Three out of every four Medjool dates consumed in the world last year were grown in Israel, primarily in the Arava Valley region located in the southeastern part of the country. Israel annually produces between 65% and 75% of all Medjool dates exported globally, and dates have become a true bonanza for the Israeli agriculture sector. Only some 40,000 tons of the roughly 8 million tons of dates consumed annually worldwide are Medjool dates, but that market is said to be growing every year as more people are exposed to the high quality fruit.

The green date palms are hard not to notice in the desert landscape of the Arava Valley, with hundreds of hectares dotting the region adjacent to the border with Jordan. These plantations were introduced to the region over a century ago, alongside numerous other date varieties such as the Nour and the Halawi. The Medjool however is considered superior to the other varieties; originally from Morocco, it is a large and juicy date, with high minerals, vitamins, antioxidants, and fibers, all of which helps gain attention and garner a high price from consumers. This last fact more than anything has made it a favorite product for growers as well and has allowed growers in Israel to benefit greatly. 

The success has not gone unnoticed, and over the last few years hundreds of new hectares of date palms have been planted, in the Arava as well as other regions in the eastern part of Israel.
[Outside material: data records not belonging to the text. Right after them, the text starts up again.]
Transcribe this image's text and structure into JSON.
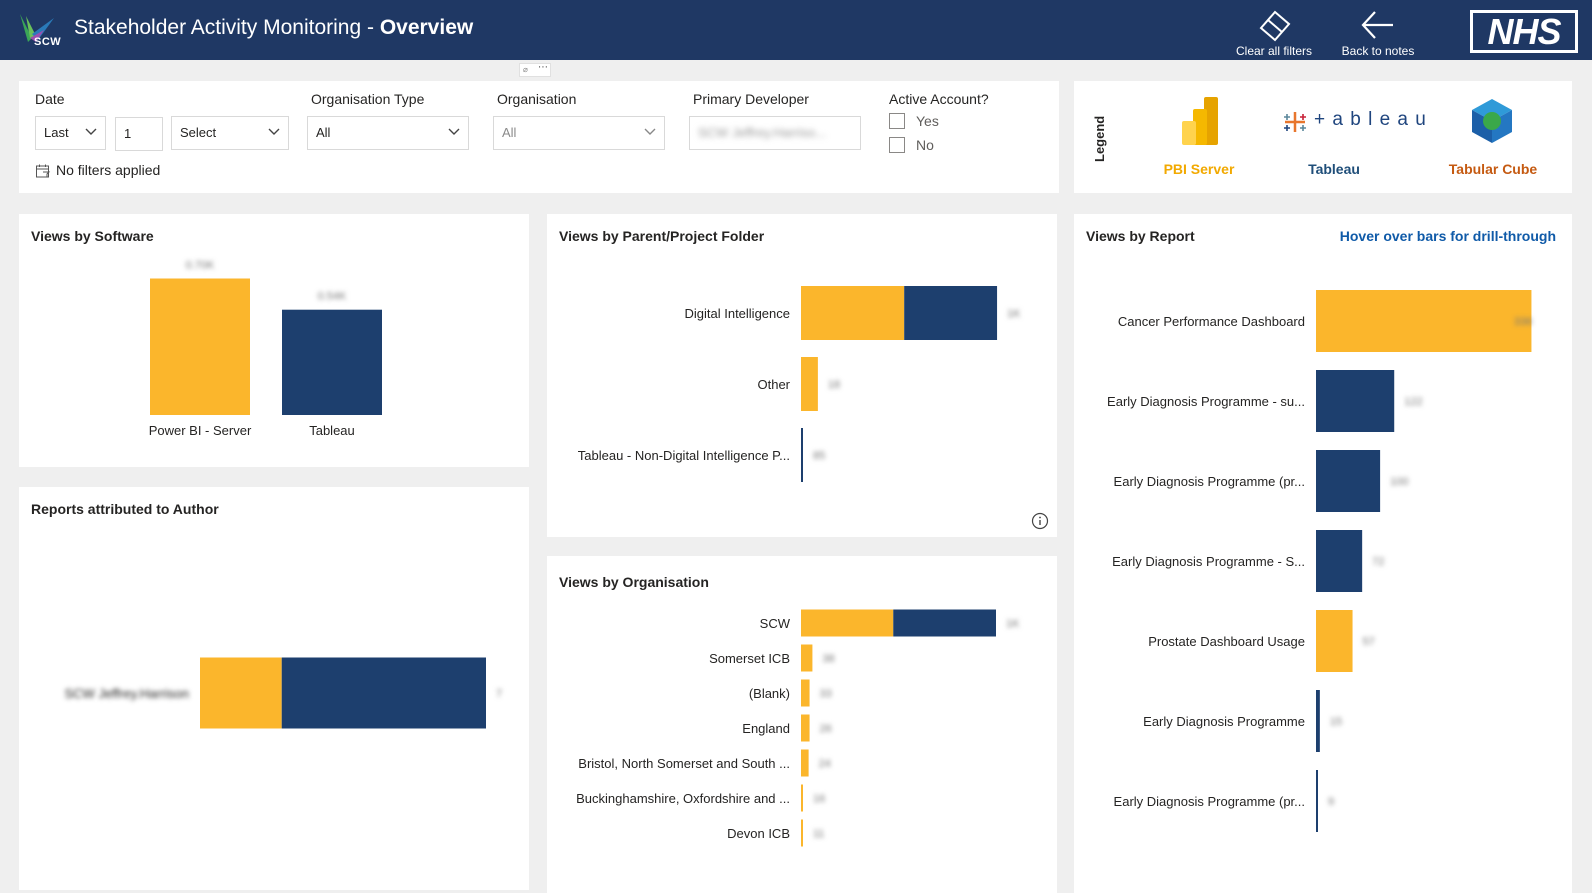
{
  "header": {
    "logo_text": "SCW",
    "title_main": "Stakeholder Activity Monitoring - ",
    "title_bold": "Overview",
    "clear_filters": "Clear all filters",
    "back_to_notes": "Back to notes",
    "brand": "NHS"
  },
  "filters": {
    "date_label": "Date",
    "date_mode": "Last",
    "date_count": "1",
    "date_unit": "Select",
    "no_filters": "No filters applied",
    "org_type_label": "Organisation Type",
    "org_type_value": "All",
    "org_label": "Organisation",
    "org_value": "All",
    "primary_dev_label": "Primary Developer",
    "primary_dev_value": "SCW Jeffrey.Harriso...",
    "active_label": "Active Account?",
    "active_yes": "Yes",
    "active_no": "No"
  },
  "legend": {
    "label": "Legend",
    "items": [
      {
        "name": "PBI Server",
        "color": "#f2a900"
      },
      {
        "name": "Tableau",
        "color": "#1f4e79"
      },
      {
        "name": "Tabular Cube",
        "color": "#c55a11"
      }
    ],
    "tableau_wordmark": "+ a b l e a u"
  },
  "colors": {
    "pbi": "#fbb62c",
    "tableau": "#1d3f6e",
    "accent": "#0f5aa8"
  },
  "panels": {
    "software_title": "Views by Software",
    "folder_title": "Views by Parent/Project Folder",
    "report_title": "Views by Report",
    "report_hint": "Hover over bars for drill-through",
    "author_title": "Reports attributed to Author",
    "org_title": "Views by Organisation"
  },
  "chart_data": [
    {
      "type": "bar",
      "title": "Views by Software",
      "categories": [
        "Power BI - Server",
        "Tableau"
      ],
      "values": [
        0.7,
        0.54
      ],
      "data_labels": [
        "0.70K",
        "0.54K"
      ],
      "ylim": [
        0,
        0.8
      ]
    },
    {
      "type": "bar",
      "orientation": "horizontal",
      "stacked": true,
      "title": "Views by Parent/Project Folder",
      "categories": [
        "Digital Intelligence",
        "Other",
        "Tableau - Non-Digital Intelligence P..."
      ],
      "series": [
        {
          "values": [
            110,
            18,
            0
          ]
        },
        {
          "values": [
            99,
            0,
            2
          ]
        }
      ],
      "data_labels": [
        "1K",
        "18",
        "85"
      ],
      "xlim": [
        0,
        210
      ]
    },
    {
      "type": "bar",
      "orientation": "horizontal",
      "title": "Views by Report",
      "categories": [
        "Cancer Performance Dashboard",
        "Early Diagnosis Programme - su...",
        "Early Diagnosis Programme (pr...",
        "Early Diagnosis Programme - S...",
        "Prostate Dashboard Usage",
        "Early Diagnosis Programme",
        "Early Diagnosis Programme (pr..."
      ],
      "values": [
        336,
        122,
        100,
        72,
        57,
        6,
        3
      ],
      "series_by_bar": [
        "pbi",
        "tableau",
        "tableau",
        "tableau",
        "pbi",
        "tableau",
        "tableau"
      ],
      "data_labels": [
        "336",
        "122",
        "100",
        "72",
        "57",
        "15",
        "9"
      ],
      "xlim": [
        0,
        340
      ]
    },
    {
      "type": "bar",
      "orientation": "horizontal",
      "stacked": true,
      "title": "Reports attributed to Author",
      "categories": [
        "SCW Jeffrey.Harrison"
      ],
      "series": [
        {
          "values": [
            2
          ]
        },
        {
          "values": [
            5
          ]
        }
      ],
      "data_labels": [
        "7"
      ],
      "xlim": [
        0,
        7
      ]
    },
    {
      "type": "bar",
      "orientation": "horizontal",
      "stacked": true,
      "title": "Views by Organisation",
      "categories": [
        "SCW",
        "Somerset ICB",
        "(Blank)",
        "England",
        "Bristol, North Somerset and South ...",
        "Buckinghamshire, Oxfordshire and ...",
        "Devon ICB"
      ],
      "series": [
        {
          "values": [
            97,
            12,
            9,
            9,
            8,
            2,
            1
          ]
        },
        {
          "values": [
            108,
            0,
            0,
            0,
            0,
            0,
            0
          ]
        }
      ],
      "data_labels": [
        "1K",
        "38",
        "33",
        "26",
        "24",
        "16",
        "11"
      ],
      "xlim": [
        0,
        205
      ]
    }
  ]
}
The plantings have come from existing growers expanding their plantations, as well as about 100 new growers planting dates for the first time. "Israeli growers know to transition from one product to another, to what seems better for them," explains the head of the Israeli Farmers Federation Meir Tzur, "right now they are going for dates, which has been a great success."  

The magnitude of this trend in the last few years has raised some concerns of supply exceeding demand in the future. A major grower from Ein Yahav in the Arava explained that he is "not certain that the global market will develop and grow at the same pace as our production will. Most of our production goes to export, and despite growing demand there is also a lot of Medjool being planted in Israel and in other parts of the world. I estimate that the prices we are currently seeing will drop, which will have a meaningful impact on our profits."

Despite the eminent increase in supply, most remain optimistic regarding the foothold of the Israeli Medjool industry in the global markets. Shai Stern, who heads the dates division in the Israeli Growers council, says that Israel is playing a central role in the development of new markets.